ROANOKE TIMES

                         Roanoke Times
                 Copyright (c) 1995, Landmark Communications, Inc.

DATE: WEDNESDAY, March 11, 1992                   TAG: 9203110324
SECTION: EDITORIAL                    PAGE: A-7   EDITION: METRO 
SOURCE: WALTER C. AYERS
DATELINE:                                 LENGTH: Medium


NEW BILL WILL KEEP VIRGINIA IN THE CREDIT-CARD GAME

CONTRARY to the suggestion of many news articles, the bill passed by the General Assembly to create a free-market credit-card statute in Virginia will not cause Virginians to lose access to cards that provide a 25-day free period.

The bill does remove Virginia as one of the seven states in the nation that mandates a 25-day free period. In the 43 states that do not mandate a 25-day free period, the free period is just as available as it is in Virginia.

According to a Federal Reserve Bank report, some 95 percent of card issuers provide a free period, even where the law does not require it. It is the law of the marketplace, not statutory law, that causes the free period to exist. There is simply no reason to believe that banks are going to withdraw their free-period cards, even though the new law would not prohibit it.

It is interesting to note that 70 percent of the cards held by Virginians today are issued by out-of-state institutions. The current Virginia law does not control these out-of-state issues. These institutions already have the legal ability to remove the free period if that were really the objective of the card companies.

What may occur as a result of the new legislation is that some card issuers may, in addition to their free-period card, also issue a no-free-period card. Because about two-thirds of all cardholders carry an unpaid balance, and do not use the free period, a no-free-period card would likely be a better alternative for them.
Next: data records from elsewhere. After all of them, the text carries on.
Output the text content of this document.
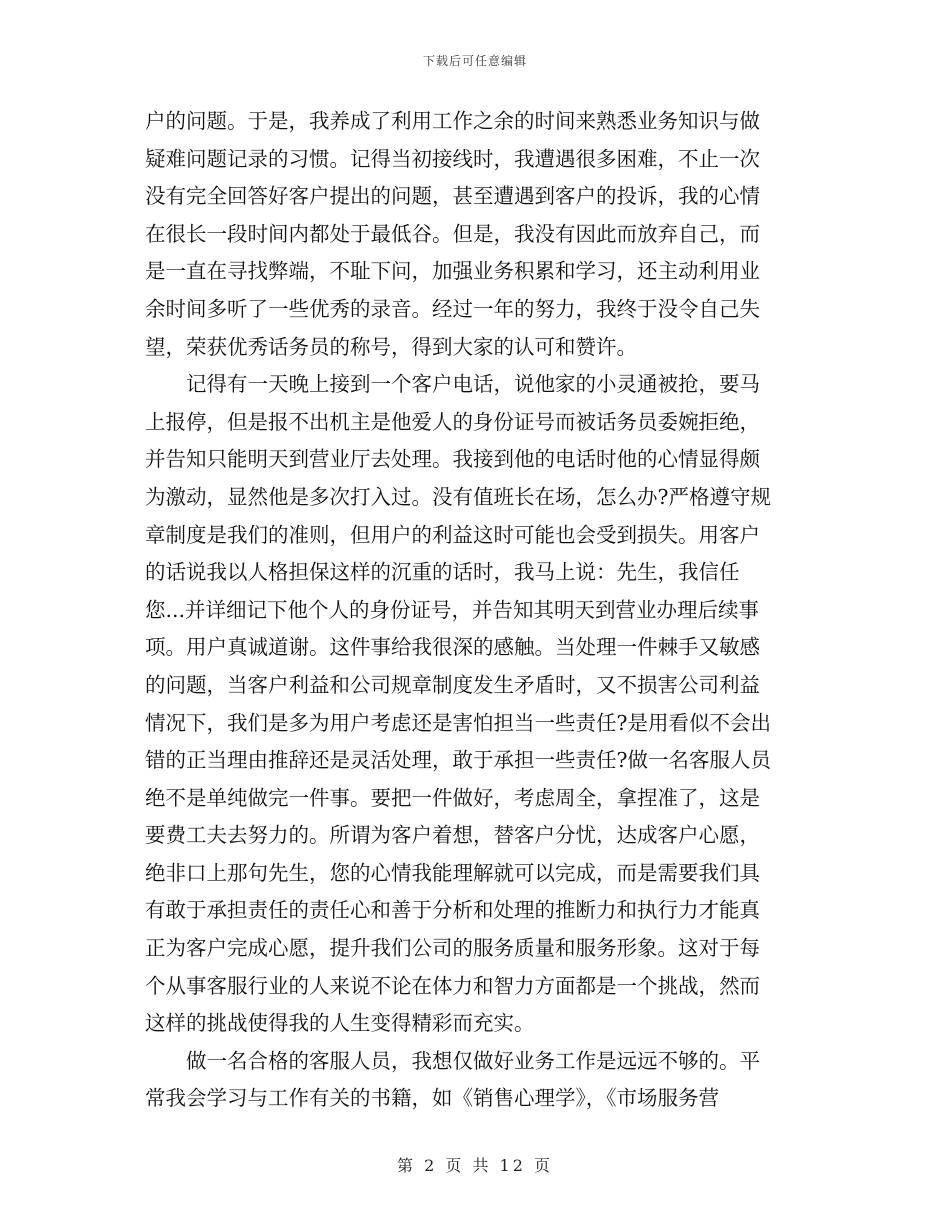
下载后可任意编辑

户的问题。于是，我养成了利用工作之余的时间来熟悉业务知识与做

疑难问题记录的习惯。记得当初接线时，我遭遇很多困难，不止一次

没有完全回答好客户提出的问题，甚至遭遇到客户的投诉，我的心情

在很长一段时间内都处于最低谷。但是，我没有因此而放弃自己，而

是一直在寻找弊端，不耻下问，加强业务积累和学习，还主动利用业

余时间多听了一些优秀的录音。经过一年的努力，我终于没令自己失

望，荣获优秀话务员的称号，得到大家的认可和赞许。

记得有一天晚上接到一个客户电话，说他家的小灵通被抢，要马

上报停，但是报不出机主是他爱人的身份证号而被话务员委婉拒绝，

并告知只能明天到营业厅去处理。我接到他的电话时他的心情显得颇

为激动，显然他是多次打入过。没有值班长在场，怎么办?严格遵守规

章制度是我们的准则，但用户的利益这时可能也会受到损失。用客户

的话说我以人格担保这样的沉重的话时，我马上说：先生，我信任

您...并详细记下他个人的身份证号，并告知其明天到营业办理后续事

项。用户真诚道谢。这件事给我很深的感触。当处理一件棘手又敏感

的问题，当客户利益和公司规章制度发生矛盾时，又不损害公司利益

情况下，我们是多为用户考虑还是害怕担当一些责任?是用看似不会出

错的正当理由推辞还是灵活处理，敢于承担一些责任?做一名客服人员

绝不是单纯做完一件事。要把一件做好，考虑周全，拿捏准了，这是

要费工夫去努力的。所谓为客户着想，替客户分忧，达成客户心愿，

绝非口上那句先生，您的心情我能理解就可以完成，而是需要我们具

有敢于承担责任的责任心和善于分析和处理的推断力和执行力才能真

正为客户完成心愿，提升我们公司的服务质量和服务形象。这对于每

个从事客服行业的人来说不论在体力和智力方面都是一个挑战，然而

这样的挑战使得我的人生变得精彩而充实。

做一名合格的客服人员，我想仅做好业务工作是远远不够的。平

常我会学习与工作有关的书籍，如《销售心理学》，《市场服务营

第 2 页 共 12 页
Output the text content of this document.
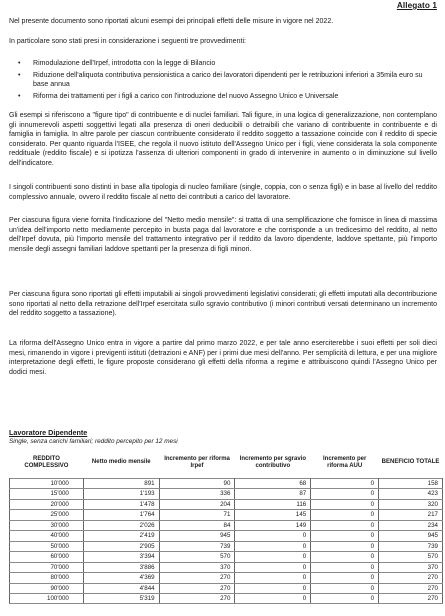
Allegato 1

Nel presente documento sono riportati alcuni esempi dei principali effetti delle misure in vigore nel 2022.

In particolare sono stati presi in considerazione i seguenti tre provvedimenti:

• Rimodulazione dell'Irpef, introdotta con la legge di Bilancio
• Riduzione dell'aliquota contributiva pensionistica a carico dei lavoratori dipendenti per le retribuzioni inferiori a 35mila euro su base annua
• Riforma dei trattamenti per i figli a carico con l'introduzione del nuovo Assegno Unico e Universale

Gli esempi si riferiscono a "figure tipo" di contribuente e di nuclei familiari. Tali figure, in una logica di generalizzazione, non contemplano gli innumerevoli aspetti soggettivi legati alla presenza di oneri deducibili o detraibili che variano di contribuente in contribuente e di famiglia in famiglia. In altre parole per ciascun contribuente considerato il reddito soggetto a tassazione coincide con il reddito di specie considerato. Per quanto riguarda l'ISEE, che regola il nuovo istituto dell'Assegno Unico per i figli, viene considerata la sola componente reddituale (reddito fiscale) e si ipotizza l'assenza di ulteriori componenti in grado di intervenire in aumento o in diminuzione sul livello dell'indicatore.

I singoli contribuenti sono distinti in base alla tipologia di nucleo familiare (single, coppia, con o senza figli) e in base al livello del reddito complessivo annuale, ovvero il reddito fiscale al netto dei contributi a carico del lavoratore.

Per ciascuna figura viene fornita l'indicazione del "Netto medio mensile": si tratta di una semplificazione che fornisce in linea di massima un'idea dell'importo netto mediamente percepito in busta paga dal lavoratore e che corrisponde a un tredicesimo del reddito, al netto dell'Irpef dovuta, più l'importo mensile del trattamento integrativo per il reddito da lavoro dipendente, laddove spettante, più l'importo mensile degli assegni familiari laddove spettanti per la presenza di figli minori.

Per ciascuna figura sono riportati gli effetti imputabili ai singoli provvedimenti legislativi considerati; gli effetti imputati alla decontribuzione sono riportati al netto della retrazione dell'Irpef esercitata sullo sgravio contributivo (i minori contributi versati determinano un incremento del reddito soggetto a tassazione).

La riforma dell'Assegno Unico entra in vigore a partire dal primo marzo 2022, e per tale anno eserciterebbe i suoi effetti per soli dieci mesi, rimanendo in vigore i previgenti istituti (detrazioni e ANF) per i primi due mesi dell'anno. Per semplicità di lettura, e per una migliore interpretazione degli effetti, le figure proposte considerano gli effetti della riforma a regime e attribuiscono quindi l'Assegno Unico per dodici mesi.

Lavoratore Dipendente
Single, senza carichi familiari; reddito percepito per 12 mesi
REDDITO COMPLESSIVO	Netto medio mensile	Incremento per riforma Irpef	Incremento per sgravio contributivo	Incremento per riforma AUU	BENEFICIO TOTALE
10'000	891	90	68	0	158
15'000	1'193	336	87	0	423
20'000	1'478	204	116	0	320
25'000	1'764	71	145	0	217
30'000	2'026	84	149	0	234
40'000	2'419	945	0	0	945
50'000	2'905	739	0	0	739
60'000	3'394	570	0	0	570
70'000	3'886	370	0	0	370
80'000	4'369	270	0	0	270
90'000	4'844	270	0	0	270
100'000	5'319	270	0	0	270
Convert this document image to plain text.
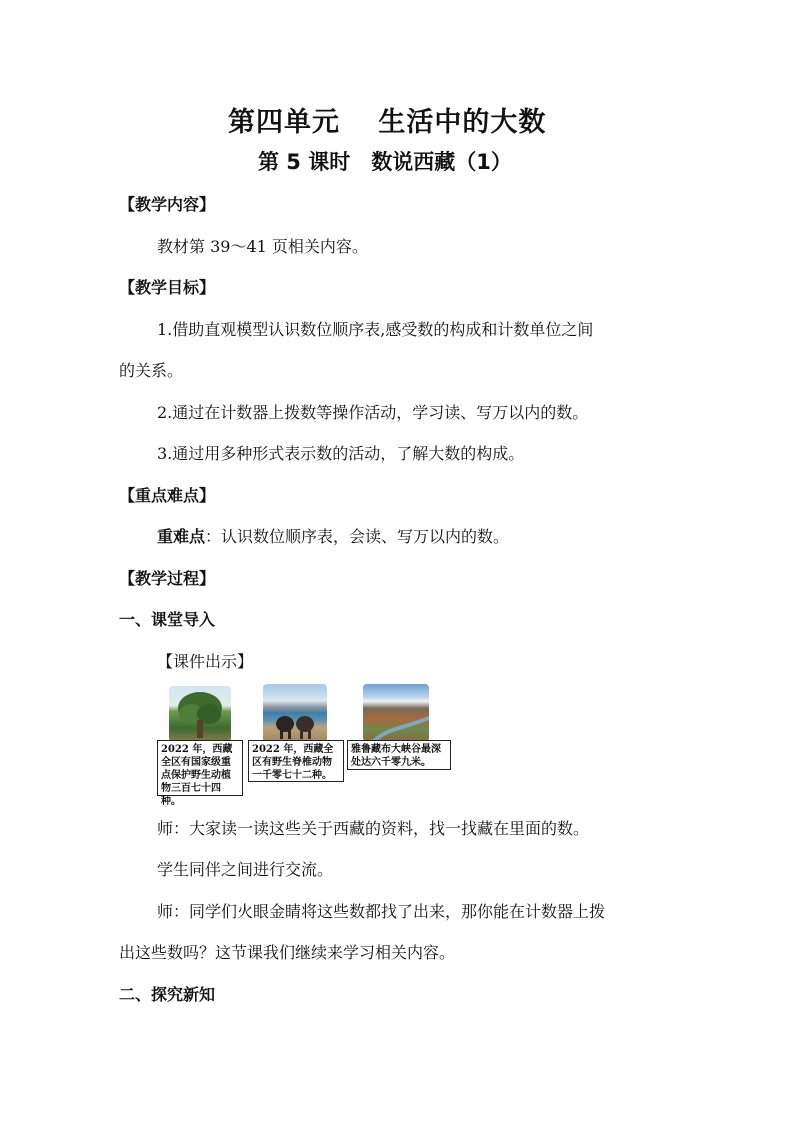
第四单元　 生活中的大数
第 5 课时　数说西藏（1）
【教学内容】
教材第 39～41 页相关内容。
【教学目标】
1.借助直观模型认识数位顺序表,感受数的构成和计数单位之间
的关系。
2.通过在计数器上拨数等操作活动，学习读、写万以内的数。
3.通过用多种形式表示数的活动，了解大数的构成。
【重点难点】
重难点：认识数位顺序表，会读、写万以内的数。
【教学过程】
一、课堂导入
【课件出示】
2022 年，西藏全区有国家级重点保护野生动植物三百七十四种。
2022 年，西藏全区有野生脊椎动物一千零七十二种。
雅鲁藏布大峡谷最深处达六千零九米。
师：大家读一读这些关于西藏的资料，找一找藏在里面的数。
学生同伴之间进行交流。
师：同学们火眼金睛将这些数都找了出来，那你能在计数器上拨
出这些数吗？这节课我们继续来学习相关内容。
二、探究新知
The Bank of New York, for example, offers a no-free-period card, but with no annual fee and an interest rate (currently around 12 percent) lower than on a standard free-period card. The AFL-CIO offers its members an affinity credit card with similar provisions.

With both free-period cards and no-free-period cards available, the consumer could pick the one that best serves his or her needs. The current Virginia law, which the bill in question amends, attempts to deny that alternative.

The central purpose of the bill was to protect and retain Virginia jobs. Virginia ranks six in the nation in credit-card volume issued by banks. The card business is a major contributor to the state's economic and job base. Virginia card banks employ over 2,100 people with a payroll of over $58 million, and account for over $3.3 million paid in taxes. Without a free-market statute, it is highly likely that many of these jobs would be lost to those states that do have a free-market statute.

The practice of firms to headquarter their card operations in free-market states is already entrenched. Of the top 50 card issuers, 31 are now in a free-market state. We need look only as far away as Maryland to see the results of failure to have a competitive law.

When Maryland failed to modify its card statute in the early '80s, Maryland National Bank and the First National Bank of Maryland moved their operations to Delaware. Today, the card operations that those two institutions moved to Delaware employ over 5,500 people. They would likely have been employed in Maryland, had the Maryland legislature adopted a bill like the one just passed by the Virginia General Assembly.

The new statute will make Virginia a competitive state in what has become a highly competitive national business. The flow of money and the demand for credit is no longer influenced by state boundaries. An individual can secure a credit card issued by a national provider operating out of another state just as easily as he or she can secure a card from a local bank.

To continue to ignore the reality of the marketplace, and try to regulate Virginia card issuers while out-of-state issuers enjoy the ability to respond to the free market, ultimately harms that which the Virginia law was designed to protect: our own local economy and cardholders themselves.

Walter C. Ayers, of Richmond, is executive vice president Virginia Bankers Association.